While I don’t trade commodity futures, which I covered daily and weekly for trade and business newspapers for about a dozen years back in the 1960s and 1970s, I’ve been in and out of NEM and its covered calls and puts for years.
I want to be in the gold market by owning the leading gold miner.
Rather than pay mutual funds or exchange traded funds that charge management fees when you own them, I prefer to be in good dividend stocks like NEM. It is yielding about 4.3% on its current price of $40.17 at this writing.
So far this year, I’ve done 13 NEM cash secured puts trades and 7 NEM covered calls trades in an IRA account.
Puts premiums have lowered the net debit by $1.578 per share on my NEM holdings. Covered calls lowered the net debit by $5.046 a share, collected dividends by $2.960 a share and capital gains on called covered calls trades lowered the net debit by $0.72.
At this point, assuming my NEM 12.15.23 $40 strike calls are exercised, my NEM net debit is $28.807. If NEM is not called, the net debit will be $29.807 per share.
What my NEM trades show is that trading NEM through its low and high prices while collecting capital gains and dividends can generate a lot more income (more than 26% annualized) than the average annual 7% to 8% gain in stocks over the years.
On Nov. 14, when NEM was at $36.13, I sold NEM 12.15.23 (31 days) $40 strike (delta .13, out of the money probability 88.4%, implied volatility 30.3%) covered calls for $0.20 a share, or a 6.04% annual return on risk.
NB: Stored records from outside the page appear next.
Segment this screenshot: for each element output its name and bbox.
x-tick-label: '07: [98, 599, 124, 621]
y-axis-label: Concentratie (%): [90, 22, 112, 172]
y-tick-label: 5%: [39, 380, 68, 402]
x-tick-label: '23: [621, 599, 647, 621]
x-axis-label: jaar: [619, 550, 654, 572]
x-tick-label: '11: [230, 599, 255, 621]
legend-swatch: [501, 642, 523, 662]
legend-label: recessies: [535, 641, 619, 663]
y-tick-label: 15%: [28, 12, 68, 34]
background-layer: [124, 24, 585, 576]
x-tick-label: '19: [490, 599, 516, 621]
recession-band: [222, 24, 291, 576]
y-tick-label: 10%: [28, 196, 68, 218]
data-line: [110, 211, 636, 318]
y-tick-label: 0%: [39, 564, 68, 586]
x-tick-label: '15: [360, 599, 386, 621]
ARoR assumes I can get a 0.51% RoR every month during the next 12 months on NEM or other stocks.
On Nov. 22 I saw an opportunity to sell NEM 12.15.23 (23 days) $36 strike (delta -.28, OTM probability 68.12%, IV 31.55%) cash and stock secured puts for $0.56 a share. That gave me a 3.936% margin of safety, or discount if the stock is assigned, which seems unlikely now. The ROR was 1.494%, or an ARoR of 23.714% if I could match that trade 16 times in the next 12 months.
Yesterday, Nov. 28, when NEM was at $40.20, it looked like my NEM would be called.
I decided to try to buy it back at a lower price than the $40 I would get if it was called. That is why I sold NEM 12.15.23 (17 days) $39 strike (MOS 2.985%) delta -.34, OTM 62.95% and IV 38.32%) cash and stock secured puts. If NEM closes below $39 on Dec. 15 it will be assigned or sold to me for $39 and double my position in the stock. The RoR on this trade was 1.69%, or a 36.318% ARoR.
The risk of selling covered calls stock options is that the stock will sink well below the strike price or as might be the case with NEM, the stock price will soar above the strike price. The risk of selling cash secured puts is that the stock will fall well below the strike price. That will mean that the stock is assigned at, say $39 when it is at $35, give or take. Options trading like investing in stocks or commodity futures involves taking risks.
The risk can be minimized by buying back puts and covered calls at a loss before they are assigned.